The dispute between former Health Commissioner John Dalli and Commission President José Manuel Barroso turned personal yesterday (24 October) as the pair traded legal threats.

Dalli quit during a meeting with Barroso on 16 October after the EU’s anti-fraud office, OLAF, linked him to Maltese entrepreneur Silvio Zammit.

Zammit is alleged to have asked snuff giant Swedish Match for €60 million in return for persuading Dalli to change the EU's draft tobacco directive.

Dalli told a televised press conference in Brussels yesterday that he would challenge the decision by Barroso to ask him to resign and also the findings of OLAF.

No choice but to resign

Dalli said he had no option but to resign, since Barroso could otherwise have sacked him. “The door was open, and I was either going to walk through it or be thrown out of it,” he said. Under the Lisbon Treaty the Commission president can demand the removal of a commissioner.

Dalli said he has still not received an explanation of the facts underlying the OLAF report. “The least one could expect from their civil rights is to be told – when an action is taken against them – what is the basis of that action,” he said.

The former commissioner said that the precise nature of his challenge was yet to be determined, since he had not seen the OLAF report.

"I want to clear my name. The decision taken by Barroso is very serious. It will damage my whole future and that of my family. It is not a question whether I get my job back or not. All that I ask is that Barroso rectifies the situation," said Dalli, of Malta.

“I am informed that up until Monday night the supervisory authority which is supposed to vet all OLAF reports before they go out have not yet approved the OLAF report [in this case]. In fact there was some disapproval by some at the content of the report,” Dalli added.

OLAF resignation reported

The chair of OLAF's advisory board stepped down two days ago, apparently in connection with the Dalli caise, the German daily Frankfurter Allgemeine Zeitung.

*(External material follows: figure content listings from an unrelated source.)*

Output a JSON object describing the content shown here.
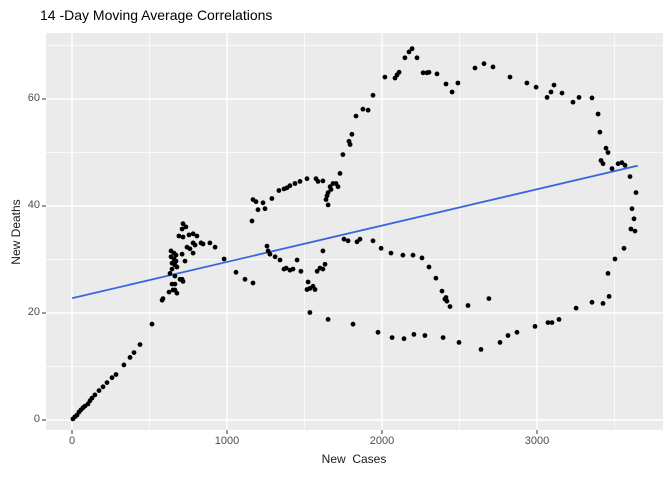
{
  "chart_data": {
    "type": "scatter",
    "title": "14 -Day Moving Average Correlations",
    "xlabel": "New  Cases",
    "ylabel": "New Deaths",
    "x_ticks": [
      0,
      1000,
      2000,
      3000
    ],
    "y_ticks": [
      0,
      20,
      40,
      60
    ],
    "x_minor_ticks": [
      500,
      1500,
      2500,
      3500
    ],
    "y_minor_ticks": [
      10,
      30,
      50,
      70
    ],
    "xlim": [
      -170,
      3840
    ],
    "ylim": [
      -2.4,
      72.4
    ],
    "grid": "white major/minor gridlines on gray panel",
    "legend_position": "none",
    "trend_line": {
      "type": "linear",
      "x1": 6,
      "y1": 22.8,
      "x2": 3645,
      "y2": 47.5
    },
    "points": [
      [
        6,
        0.2
      ],
      [
        19,
        0.6
      ],
      [
        32,
        0.9
      ],
      [
        45,
        1.5
      ],
      [
        58,
        1.9
      ],
      [
        71,
        2.3
      ],
      [
        84,
        2.6
      ],
      [
        103,
        3.0
      ],
      [
        116,
        3.6
      ],
      [
        129,
        4.1
      ],
      [
        148,
        4.7
      ],
      [
        174,
        5.5
      ],
      [
        200,
        6.2
      ],
      [
        226,
        7.0
      ],
      [
        258,
        7.9
      ],
      [
        284,
        8.5
      ],
      [
        335,
        10.3
      ],
      [
        374,
        11.7
      ],
      [
        400,
        12.6
      ],
      [
        439,
        14.1
      ],
      [
        516,
        17.9
      ],
      [
        581,
        22.4
      ],
      [
        626,
        23.9
      ],
      [
        652,
        24.3
      ],
      [
        664,
        25.4
      ],
      [
        697,
        26.3
      ],
      [
        716,
        36.7
      ],
      [
        735,
        36.1
      ],
      [
        710,
        35.7
      ],
      [
        690,
        34.4
      ],
      [
        716,
        34.2
      ],
      [
        755,
        34.6
      ],
      [
        781,
        34.8
      ],
      [
        806,
        34.4
      ],
      [
        832,
        33.1
      ],
      [
        845,
        32.9
      ],
      [
        890,
        33.1
      ],
      [
        923,
        32.3
      ],
      [
        781,
        33.1
      ],
      [
        794,
        32.7
      ],
      [
        742,
        32.3
      ],
      [
        761,
        32.0
      ],
      [
        781,
        31.2
      ],
      [
        710,
        31.0
      ],
      [
        729,
        29.7
      ],
      [
        639,
        31.6
      ],
      [
        658,
        31.2
      ],
      [
        671,
        30.8
      ],
      [
        639,
        30.5
      ],
      [
        658,
        30.1
      ],
      [
        671,
        29.7
      ],
      [
        645,
        29.3
      ],
      [
        664,
        29.0
      ],
      [
        677,
        28.6
      ],
      [
        645,
        28.2
      ],
      [
        632,
        27.4
      ],
      [
        664,
        26.9
      ],
      [
        710,
        26.3
      ],
      [
        716,
        25.9
      ],
      [
        645,
        25.4
      ],
      [
        664,
        24.3
      ],
      [
        677,
        23.7
      ],
      [
        587,
        22.7
      ],
      [
        981,
        30.1
      ],
      [
        1058,
        27.6
      ],
      [
        1116,
        26.3
      ],
      [
        1168,
        25.6
      ],
      [
        1161,
        37.2
      ],
      [
        1200,
        39.3
      ],
      [
        1168,
        41.2
      ],
      [
        1187,
        40.8
      ],
      [
        1232,
        40.6
      ],
      [
        1245,
        39.5
      ],
      [
        1290,
        41.4
      ],
      [
        1335,
        42.9
      ],
      [
        1368,
        43.2
      ],
      [
        1387,
        43.4
      ],
      [
        1406,
        43.8
      ],
      [
        1439,
        44.2
      ],
      [
        1471,
        44.6
      ],
      [
        1516,
        45.1
      ],
      [
        1574,
        45.1
      ],
      [
        1587,
        44.6
      ],
      [
        1619,
        44.7
      ],
      [
        1639,
        41.2
      ],
      [
        1645,
        41.9
      ],
      [
        1652,
        42.5
      ],
      [
        1665,
        43.6
      ],
      [
        1671,
        43.1
      ],
      [
        1684,
        44.2
      ],
      [
        1703,
        44.2
      ],
      [
        1652,
        40.2
      ],
      [
        1716,
        43.6
      ],
      [
        1729,
        46.1
      ],
      [
        1748,
        49.6
      ],
      [
        1787,
        52.1
      ],
      [
        1794,
        51.5
      ],
      [
        1806,
        53.4
      ],
      [
        1832,
        56.8
      ],
      [
        1877,
        58.1
      ],
      [
        1910,
        57.9
      ],
      [
        1942,
        60.7
      ],
      [
        2019,
        64.1
      ],
      [
        2084,
        63.9
      ],
      [
        2097,
        64.5
      ],
      [
        2110,
        65.0
      ],
      [
        2148,
        67.7
      ],
      [
        2174,
        68.8
      ],
      [
        2194,
        69.4
      ],
      [
        2226,
        67.7
      ],
      [
        2265,
        64.9
      ],
      [
        2290,
        64.9
      ],
      [
        2303,
        65.0
      ],
      [
        2355,
        64.7
      ],
      [
        2413,
        62.8
      ],
      [
        2452,
        61.3
      ],
      [
        2490,
        63.0
      ],
      [
        2600,
        65.8
      ],
      [
        2658,
        66.6
      ],
      [
        2716,
        66.0
      ],
      [
        2826,
        64.1
      ],
      [
        2935,
        63.0
      ],
      [
        2994,
        62.2
      ],
      [
        3065,
        60.3
      ],
      [
        3090,
        61.3
      ],
      [
        3110,
        62.6
      ],
      [
        3161,
        61.1
      ],
      [
        3232,
        59.4
      ],
      [
        3271,
        60.3
      ],
      [
        3355,
        60.2
      ],
      [
        3394,
        57.2
      ],
      [
        3406,
        53.8
      ],
      [
        3445,
        50.8
      ],
      [
        3458,
        50.0
      ],
      [
        3413,
        48.5
      ],
      [
        3426,
        47.9
      ],
      [
        3484,
        47.0
      ],
      [
        3523,
        47.9
      ],
      [
        3548,
        48.1
      ],
      [
        3568,
        47.6
      ],
      [
        3600,
        45.5
      ],
      [
        3639,
        42.5
      ],
      [
        3613,
        39.5
      ],
      [
        3626,
        37.6
      ],
      [
        3606,
        35.7
      ],
      [
        3632,
        35.3
      ],
      [
        3561,
        32.1
      ],
      [
        3503,
        30.1
      ],
      [
        3458,
        27.4
      ],
      [
        3465,
        23.1
      ],
      [
        3426,
        21.8
      ],
      [
        3355,
        22.0
      ],
      [
        3252,
        20.9
      ],
      [
        3142,
        18.8
      ],
      [
        3097,
        18.2
      ],
      [
        3071,
        18.2
      ],
      [
        2987,
        17.5
      ],
      [
        2871,
        16.4
      ],
      [
        2813,
        15.8
      ],
      [
        2761,
        14.5
      ],
      [
        2639,
        13.2
      ],
      [
        2497,
        14.5
      ],
      [
        2394,
        15.4
      ],
      [
        2277,
        15.8
      ],
      [
        2206,
        16.0
      ],
      [
        2142,
        15.2
      ],
      [
        2065,
        15.4
      ],
      [
        1974,
        16.4
      ],
      [
        1813,
        17.9
      ],
      [
        1652,
        18.8
      ],
      [
        1535,
        20.1
      ],
      [
        1858,
        33.8
      ],
      [
        1942,
        33.5
      ],
      [
        1994,
        32.1
      ],
      [
        2058,
        31.2
      ],
      [
        2135,
        30.8
      ],
      [
        2200,
        30.8
      ],
      [
        2258,
        30.3
      ],
      [
        2303,
        28.6
      ],
      [
        2348,
        26.5
      ],
      [
        2387,
        24.1
      ],
      [
        2406,
        22.6
      ],
      [
        2413,
        22.9
      ],
      [
        2419,
        22.2
      ],
      [
        2439,
        21.2
      ],
      [
        2555,
        21.4
      ],
      [
        2690,
        22.7
      ],
      [
        1755,
        33.8
      ],
      [
        1781,
        33.5
      ],
      [
        1839,
        33.3
      ],
      [
        1258,
        32.5
      ],
      [
        1265,
        31.6
      ],
      [
        1277,
        31.0
      ],
      [
        1310,
        30.5
      ],
      [
        1342,
        29.9
      ],
      [
        1368,
        28.2
      ],
      [
        1381,
        28.4
      ],
      [
        1406,
        28.0
      ],
      [
        1426,
        28.2
      ],
      [
        1452,
        29.9
      ],
      [
        1477,
        27.8
      ],
      [
        1516,
        24.4
      ],
      [
        1523,
        25.8
      ],
      [
        1535,
        24.6
      ],
      [
        1555,
        25.0
      ],
      [
        1568,
        24.4
      ],
      [
        1581,
        27.8
      ],
      [
        1600,
        28.4
      ],
      [
        1619,
        28.2
      ],
      [
        1619,
        31.6
      ],
      [
        1632,
        29.1
      ]
    ],
    "colors": {
      "panel_background": "#EBEBEB",
      "page_background": "#FFFFFF",
      "point": "#000000",
      "trend_line": "#3B65DC",
      "gridline": "#FFFFFF",
      "tick_label": "#4D4D4D",
      "tick_mark": "#333333",
      "title": "#000000",
      "axis_title": "#1A1A1A"
    }
  }
}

"Christiaan Timmermans resigned because he failed to properly inform the board about the details of Dalli's alleged misconduct before handing the information to the Maltese authorities," FAZ reported.

Dalli replied to a specific allegation that he failed to register a meeting with young Maltese lawyer acting as a lobbyist, saying that at the time of the meeting he had no information that she was lobbying and he believed she was simply information gathering with a view to pitching her services later.

“Meeting people is part of being informed, whilst many of those meetings are not substantial, or just involve asking you a question. I have no regrets. I did nothing that in any way influenced my decisions,” Dalli insisted.

Barroso warns Dalli to be discreet

Barroso himself sent a letter to Dalli yesterday insisting that “no further question arises about the effectiveness of your resignation.” The Commission president said that since Dalli made the declaration of resignation before the director general of the legal service, it was “irrevocable”.

Barroso chastised Dalli for “insinuations” on the progress of the revised directive on tobacco. He reminded the former Commissioner that indiscretion in relation to his former portfolio could result in legal action under the rules governing the Commission. Such an action could see Dalli’s pension rights withdrawn.

Dalli said that the letter “changes nothing”.

“I will naturally be discussing it with my lawyer. It gives no satisfaction and gives no reason why I should resign and I would expect that … I was forced to resign. I have said he can go to a procedure [forcing my resignation], he has the right to do that, and then I will give him resignation in writing,” Dalli said.

Uncertainty over tobacco legislation

He continued to raise doubts about the power of the tobacco lobby in Brussels and the potential for the tobacco directive to be brought out this year.

“I only know they [tobacco lobbyists] have been meeting all of the Commission in the past months, because many of the services have been informing me of an onslaught in the Commission by the tobacco lobby on other commissioners and services,” Dalli said.

He said that he saw no reason to delay the inter-service consultation on the tobacco directive update, which was scheduled to go ahead this week.

The Commission has indicated it wants a new Commissioner in place before sending the directive to consultation.

“The fear is that that could push the issue out of the parliamentary agenda before the election, which would push it into the next legislature which means that it would start from scratch,” Dalli said.

Commission spokesperson Olivier Bailly insisted that there would be no delay and that the revamped tobacco directive would be enacted by the end of the year as planned.